Als Sarahs Auto sich um den Baum wickelt, sind ihre Eltern bei einer Einladung. Sie sitzen in einem Restaurant und während das Leben ihrer Tochter längst am seidenen Faden hängt – stundenlang weiß niemand, ob sie den Unfall überleben wird – ahnen die Eltern von nichts von alledem. Ihre Welt wird mit Verspätung zusammenbrechen.
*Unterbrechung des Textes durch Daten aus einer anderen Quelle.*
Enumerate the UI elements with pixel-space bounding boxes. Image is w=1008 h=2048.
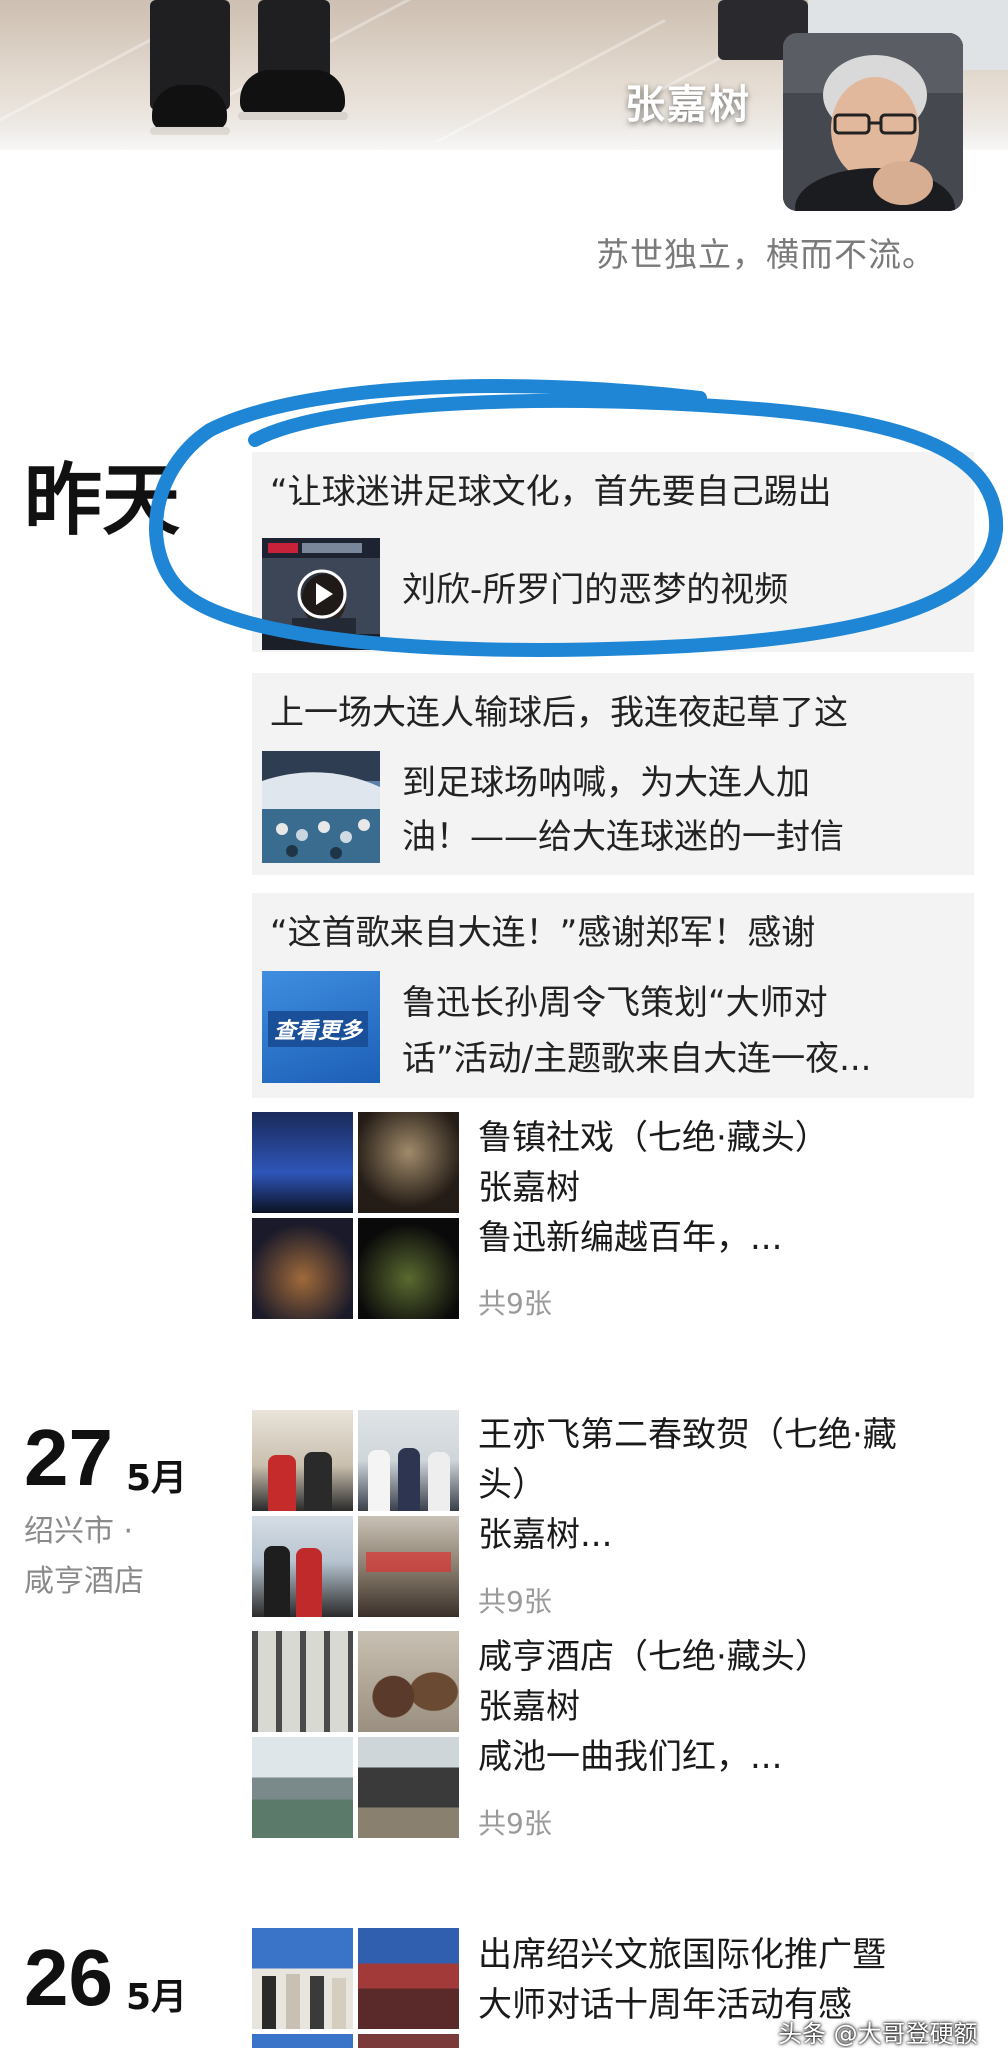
photo-thumbnail[interactable] (358, 1631, 459, 1732)
photo-thumbnail[interactable] (252, 1516, 353, 1617)
share-card-thumbnail (262, 538, 380, 650)
photo-count: 共9张 (478, 1585, 552, 1618)
photo-thumbnail[interactable] (358, 1516, 459, 1617)
share-card-dalian-letter[interactable]: 上一场大连人输球后，我连夜起草了这 到足球场呐喊，为大连人加 油！——给大连球迷… (252, 673, 974, 875)
location-line[interactable]: 绍兴市 · (24, 1508, 133, 1556)
photo-grid[interactable] (252, 1631, 459, 1838)
post-text-line: 咸亨酒店（七绝·藏头） (478, 1637, 829, 1677)
post-text-line: 张嘉树 (478, 1687, 580, 1727)
view-more-label: 查看更多 (268, 1011, 369, 1047)
date-label-yesterday: 昨天 (24, 456, 181, 546)
photo-count: 共9张 (478, 1287, 552, 1320)
post-text-line: 张嘉树 (478, 1168, 580, 1208)
photo-grid[interactable] (252, 1928, 459, 2048)
photo-thumbnail[interactable] (252, 1218, 353, 1319)
photo-thumbnail[interactable] (252, 1631, 353, 1732)
date-day-26: 26 (24, 1933, 113, 2022)
post-text-line: 出席绍兴文旅国际化推广暨 (478, 1935, 886, 1975)
share-card-title: “这首歌来自大连！”感谢郑军！感谢 (270, 913, 816, 953)
share-card-football-culture[interactable]: “让球迷讲足球文化，首先要自己踢出 刘欣-所罗门的恶梦的视频 (252, 452, 974, 652)
photo-grid[interactable] (252, 1112, 459, 1319)
photo-thumbnail[interactable] (358, 1218, 459, 1319)
share-card-desc-line: 油！——给大连球迷的一封信 (402, 817, 844, 857)
photo-thumbnail[interactable] (252, 1112, 353, 1213)
post-text-line: 鲁迅新编越百年，... (478, 1218, 783, 1258)
location-line[interactable]: 咸亨酒店 (24, 1558, 144, 1606)
share-card-thumbnail: 查看更多 (262, 971, 380, 1083)
photo-thumbnail[interactable] (252, 1737, 353, 1838)
photo-thumbnail[interactable] (358, 1410, 459, 1511)
photo-thumbnail[interactable] (358, 1928, 459, 2029)
profile-nickname: 张嘉树 (625, 82, 751, 128)
date-day-27: 27 (24, 1413, 113, 1502)
post-text-line: 头） (478, 1465, 546, 1505)
post-text-line: 鲁镇社戏（七绝·藏头） (478, 1118, 829, 1158)
stadium-photo-icon (262, 751, 380, 863)
photo-thumbnail[interactable] (252, 1410, 353, 1511)
photo-thumbnail[interactable] (252, 1928, 353, 2029)
photo-thumbnail[interactable] (358, 1112, 459, 1213)
share-card-desc-line: 刘欣-所罗门的恶梦的视频 (402, 570, 789, 610)
post-text-line: 张嘉树... (478, 1515, 613, 1555)
post-text-line: 王亦飞第二春致贺（七绝·藏 (478, 1415, 897, 1455)
photo-thumbnail[interactable] (252, 2034, 353, 2048)
share-card-thumbnail (262, 751, 380, 863)
profile-signature: 苏世独立，横而不流。 (596, 235, 936, 274)
avatar[interactable] (783, 33, 963, 211)
share-card-desc-line: 鲁迅长孙周令飞策划“大师对 (402, 983, 828, 1023)
post-text-line: 咸池一曲我们红，... (478, 1737, 783, 1777)
watermark: 头条 @大哥登硬额 (778, 2020, 978, 2048)
date-month: 5月 (126, 1458, 188, 1499)
share-card-dalian-song[interactable]: “这首歌来自大连！”感谢郑军！感谢 查看更多 鲁迅长孙周令飞策划“大师对 话”活… (252, 893, 974, 1098)
share-card-desc-line: 到足球场呐喊，为大连人加 (402, 763, 810, 803)
avatar-portrait-icon (783, 33, 963, 211)
photo-grid[interactable] (252, 1410, 459, 1617)
share-card-desc-line: 话”活动/主题歌来自大连一夜... (402, 1039, 872, 1079)
photo-count: 共9张 (478, 1807, 552, 1840)
video-play-icon[interactable] (296, 568, 348, 620)
date-month: 5月 (126, 1977, 188, 2018)
photo-thumbnail[interactable] (358, 2034, 459, 2048)
share-card-title: 上一场大连人输球后，我连夜起草了这 (270, 693, 848, 733)
share-card-title: “让球迷讲足球文化，首先要自己踢出 (270, 472, 832, 512)
photo-thumbnail[interactable] (358, 1737, 459, 1838)
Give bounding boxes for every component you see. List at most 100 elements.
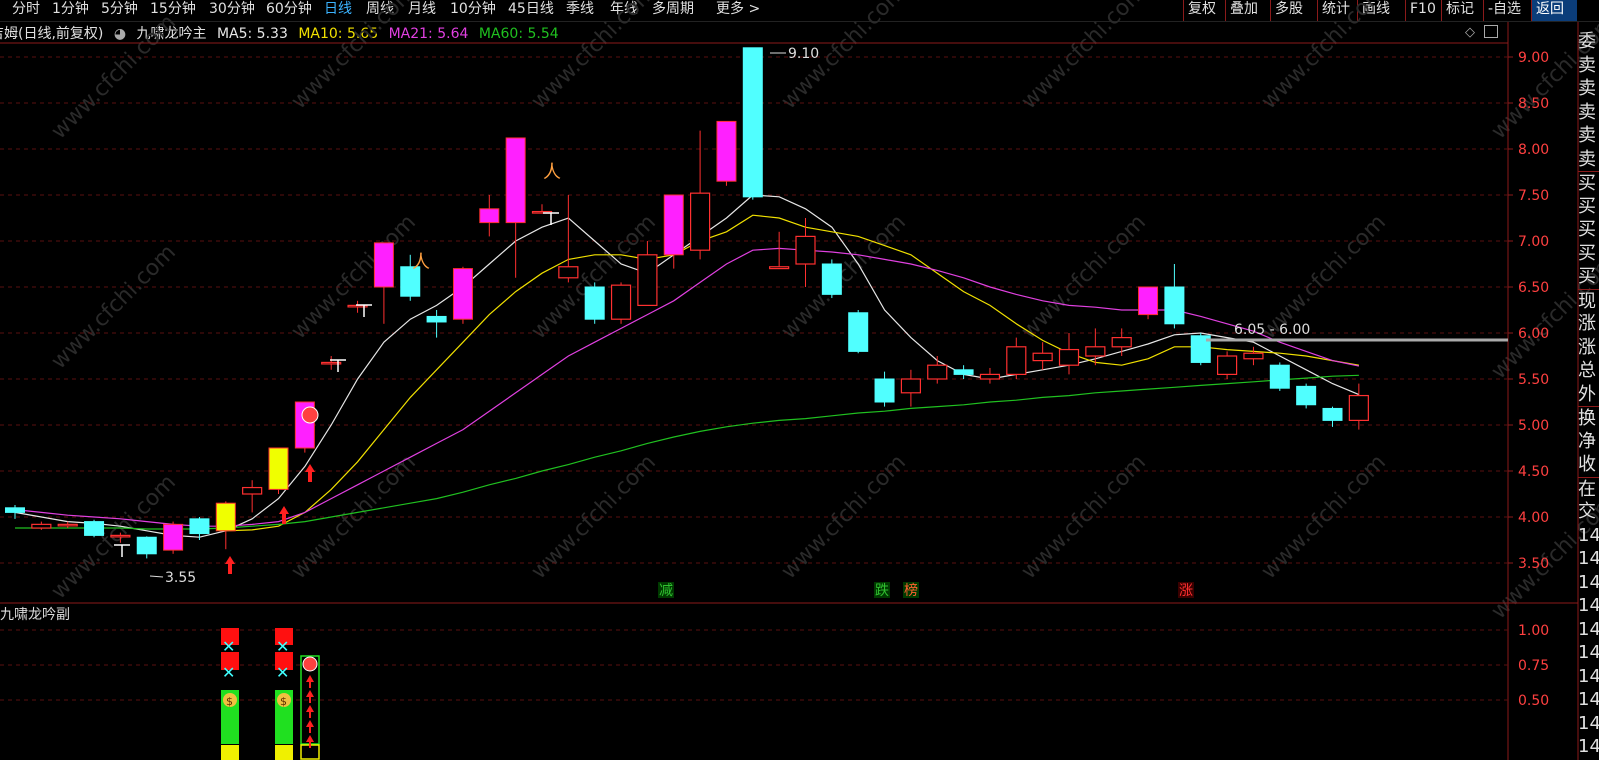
candle-body — [874, 378, 895, 403]
quote-label-18: 收 — [1578, 454, 1596, 475]
candle-body — [5, 507, 25, 513]
dollar-glyph: $ — [280, 695, 287, 708]
quote-label-4: 卖 — [1578, 125, 1596, 146]
candle-body — [84, 521, 105, 536]
candle-body — [610, 284, 632, 320]
price-axis-label: 6.50 — [1518, 280, 1549, 296]
up-arrow-icon — [306, 675, 314, 682]
quote-label-24: 14 — [1578, 595, 1599, 616]
quote-label-6: 买 — [1578, 171, 1599, 195]
up-arrow-icon — [306, 705, 314, 712]
candle-body — [900, 378, 922, 394]
price-axis-label: 9.00 — [1518, 50, 1549, 66]
candle-body — [584, 286, 605, 320]
quote-label-1: 卖 — [1578, 54, 1596, 76]
sub-axis-label: 0.50 — [1518, 693, 1549, 709]
candle-body — [189, 518, 210, 535]
signal-marker: 减 — [659, 583, 673, 599]
quote-label-22: 14 — [1578, 548, 1599, 569]
price-axis-label: 4.00 — [1518, 510, 1549, 526]
candle-body — [1032, 352, 1053, 362]
candle-body — [769, 266, 790, 270]
red-ball-icon — [301, 406, 319, 424]
quote-label-2: 卖 — [1578, 78, 1596, 99]
watermark: www.cfchi.com — [47, 10, 181, 144]
quote-label-5: 卖 — [1578, 148, 1596, 170]
quote-label-15: 外 — [1578, 383, 1596, 405]
quote-label-21: 14 — [1578, 524, 1599, 546]
quote-label-3: 卖 — [1578, 101, 1596, 123]
sub-indicator-title[interactable]: 九啸龙吟副 — [0, 604, 70, 624]
red-ball-icon — [302, 656, 318, 672]
candle-body — [426, 315, 447, 323]
price-axis-label: 5.00 — [1518, 418, 1549, 434]
sub-bar-yellow — [221, 745, 239, 760]
candle-body — [31, 523, 52, 529]
sub-axis-label: 1.00 — [1518, 623, 1549, 639]
up-arrow-icon — [225, 556, 235, 574]
quote-label-8: 买 — [1578, 219, 1596, 240]
watermark: www.cfchi.com — [777, 210, 911, 344]
price-axis-label: 8.00 — [1518, 142, 1549, 158]
quote-label-27: 14 — [1578, 665, 1599, 687]
runner-icon: 人 — [412, 252, 430, 273]
candle-body — [689, 192, 711, 251]
quote-label-28: 14 — [1578, 689, 1599, 710]
quote-label-20: 交 — [1578, 501, 1596, 522]
candle-body — [242, 486, 263, 495]
quote-label-17: 净 — [1578, 430, 1596, 452]
candle-body — [1058, 348, 1080, 366]
sub-bar-yellow — [275, 745, 293, 760]
quote-label-26: 14 — [1578, 642, 1599, 663]
candle-body — [558, 266, 579, 279]
up-arrow-icon — [306, 720, 314, 727]
candle-body — [1111, 337, 1132, 348]
watermark: www.cfchi.com — [47, 240, 181, 374]
candle-body — [927, 364, 948, 380]
sub-axis-label: 0.75 — [1518, 658, 1549, 674]
watermark: www.cfchi.com — [1017, 210, 1151, 344]
price-axis-label: 8.50 — [1518, 96, 1549, 112]
candle-body — [1006, 346, 1027, 375]
candle-body — [979, 373, 1001, 380]
price-axis-label: 3.50 — [1518, 556, 1549, 572]
candlestick-chart[interactable]: www.cfchi.com www.cfchi.com www.cfchi.com w… — [0, 0, 1599, 760]
quote-label-25: 14 — [1578, 618, 1599, 640]
quote-label-30: 14 — [1578, 736, 1599, 757]
candle-body — [848, 312, 869, 352]
signal-marker: 榜 — [904, 582, 918, 599]
candle-body — [821, 263, 842, 295]
quote-label-7: 买 — [1578, 195, 1596, 217]
price-axis-label: 7.00 — [1518, 234, 1549, 250]
range-label: 6.05 - 6.00 — [1234, 322, 1310, 338]
low-price-label: 3.55 — [165, 570, 196, 586]
candle-body — [136, 536, 157, 555]
quote-label-16: 换 — [1578, 406, 1599, 430]
candle-body — [1296, 385, 1317, 406]
low-pointer — [149, 575, 164, 578]
candle-body — [637, 254, 658, 307]
dollar-glyph: $ — [226, 695, 233, 708]
candle-body — [795, 235, 816, 265]
candle-body — [1322, 407, 1343, 421]
butterfly-icon: ✕ — [276, 637, 289, 656]
quote-label-11: 现 — [1578, 288, 1599, 313]
candle-body — [1348, 394, 1369, 421]
quote-label-29: 14 — [1578, 712, 1599, 734]
price-axis-label: 4.50 — [1518, 464, 1549, 480]
quote-label-13: 涨 — [1578, 336, 1596, 358]
quote-label-12: 涨 — [1578, 313, 1596, 334]
butterfly-icon: ✕ — [276, 663, 289, 682]
quote-label-9: 买 — [1578, 242, 1596, 264]
candle-body — [1269, 364, 1290, 389]
price-axis-label: 7.50 — [1518, 188, 1549, 204]
quote-label-19: 在 — [1578, 476, 1599, 501]
candle-body — [742, 47, 763, 198]
quote-label-14: 总 — [1578, 360, 1596, 381]
up-arrow-icon — [306, 735, 314, 742]
candle-body — [953, 369, 974, 375]
candle-body — [110, 534, 131, 538]
quote-label-0: 委 — [1578, 31, 1596, 52]
butterfly-icon: ✕ — [222, 663, 235, 682]
candle-body — [1085, 346, 1106, 357]
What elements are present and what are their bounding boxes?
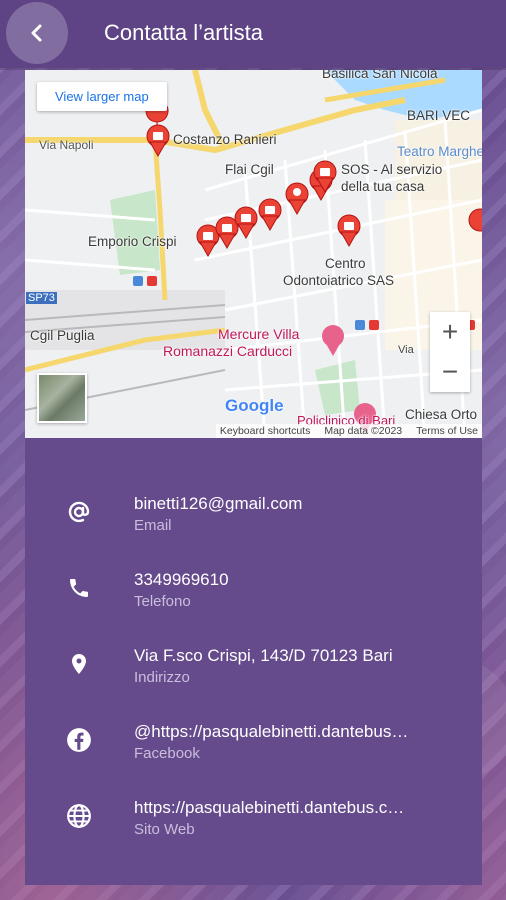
map-label-centro-2: Odontoiatrico SAS	[283, 273, 395, 288]
map-label-sos: SOS - Al servizio	[341, 162, 443, 177]
zoom-out-button[interactable]: −	[430, 352, 470, 392]
map-view[interactable]: Basilica San Nicola BARI VEC Teatro Marg…	[25, 70, 482, 438]
map-data-text: Map data ©2023	[324, 425, 403, 437]
map-canvas	[25, 70, 482, 438]
zoom-controls: + −	[430, 312, 470, 392]
map-label-emporio: Emporio Crispi	[88, 234, 177, 249]
view-larger-map-link[interactable]: View larger map	[37, 82, 167, 111]
map-attribution: Keyboard shortcuts Map data ©2023 Terms …	[215, 424, 482, 438]
address-value: Via F.sco Crispi, 143/D 70123 Bari	[134, 646, 393, 665]
address-label: Indirizzo	[134, 669, 190, 686]
email-value: binetti126@gmail.com	[134, 494, 303, 513]
map-label-centro: Centro	[325, 256, 366, 271]
phone-value: 3349969610	[134, 570, 229, 589]
contact-row-phone[interactable]: 3349969610 Telefono	[25, 570, 482, 630]
map-label-flai: Flai Cgil	[225, 162, 274, 177]
website-label: Sito Web	[134, 821, 195, 838]
zoom-in-button[interactable]: +	[430, 312, 470, 352]
map-label-sos-2: della tua casa	[341, 179, 425, 194]
at-icon	[65, 498, 93, 526]
contact-row-website[interactable]: https://pasqualebinetti.dantebus.c… Sito…	[25, 798, 482, 858]
contact-row-facebook[interactable]: @https://pasqualebinetti.dantebus… Faceb…	[25, 722, 482, 782]
map-label-mercure-2: Romanazzi Carducci	[163, 343, 293, 359]
map-label-via: Via	[398, 344, 414, 356]
contact-row-address[interactable]: Via F.sco Crispi, 143/D 70123 Bari Indir…	[25, 646, 482, 706]
location-pin-icon	[65, 650, 93, 678]
map-label-mercure: Mercure Villa	[218, 326, 300, 342]
facebook-label: Facebook	[134, 745, 200, 762]
contact-panel: binetti126@gmail.com Email 3349969610 Te…	[25, 438, 482, 885]
map-label-chiesa: Chiesa Orto	[405, 407, 478, 422]
map-label-bari-vec: BARI VEC	[407, 108, 471, 123]
page-title: Contatta l’artista	[104, 20, 263, 45]
map-label-basilica: Basilica San Nicola	[322, 70, 438, 81]
phone-label: Telefono	[134, 593, 191, 610]
map-label-via-napoli: Via Napoli	[39, 138, 94, 152]
contact-row-email[interactable]: binetti126@gmail.com Email	[25, 494, 482, 554]
email-label: Email	[134, 517, 172, 534]
map-label-cgil: Cgil Puglia	[30, 328, 95, 343]
map-label-costanzo: Costanzo Ranieri	[173, 132, 277, 147]
chevron-left-icon	[31, 24, 42, 42]
map-label-sp73: SP73	[26, 292, 57, 304]
phone-icon	[65, 574, 93, 602]
satellite-toggle[interactable]	[37, 373, 87, 423]
google-logo: Google	[225, 396, 284, 415]
keyboard-shortcuts-link[interactable]: Keyboard shortcuts	[220, 425, 310, 437]
map-label-teatro: Teatro Marghe	[397, 144, 482, 159]
app-bar: Contatta l’artista	[0, 0, 506, 68]
facebook-icon	[65, 726, 93, 754]
globe-icon	[65, 802, 93, 830]
website-value: https://pasqualebinetti.dantebus.c…	[134, 798, 405, 817]
terms-link[interactable]: Terms of Use	[416, 425, 478, 437]
facebook-value: @https://pasqualebinetti.dantebus…	[134, 722, 409, 741]
back-button[interactable]	[6, 2, 68, 64]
Schicksal ist keine Theorie. Dieser Gedanken pflügt sich durch den Saal. Das Schicksal hat Gestalt angenommen – hat einen Namen: Sarah. Sarah hat sich zurückgekämpft. Man spürt die Achtung der 400 vor diesem einen Leben. Der Unfall hat Spuren in Sarahs Gesicht gezeichnet.  Als sie fertig ist mit ihrer Geschichte, brandet Beifall auf. Herz. Hirn. Seele. Was sich jetzt in Köpfe und Herzen gräbt und somit die Seelen erreicht, hat eine lange Halbwertzeit. Kaum einer wird gehen und schon auf der Schwelle alles vergessen haben.

Sarah is back

Es bleibt das Bild von Sarah. es bleibt das Bild des Feuerwehrmannes, der nach dem Einsatz zurück zu seiner Familie geht. Der Tag, an dem Sarahs Leben sich um einen Baum wickelte, war sein Hochzeitstag. Es gibt kaum Grenzen zwischen den Schicksalen. Alles ist ineinandergewebt. Es gibt nicht das Eine ohne das Andere. Dass jemand wie Sarah da ist und 400 Menschen in ihr Leben lässt, muss als Geschenk gewertet werden. Bei aller Erschütterung geht man heim und macht sich keine Sorgen um sie. Sarah is back.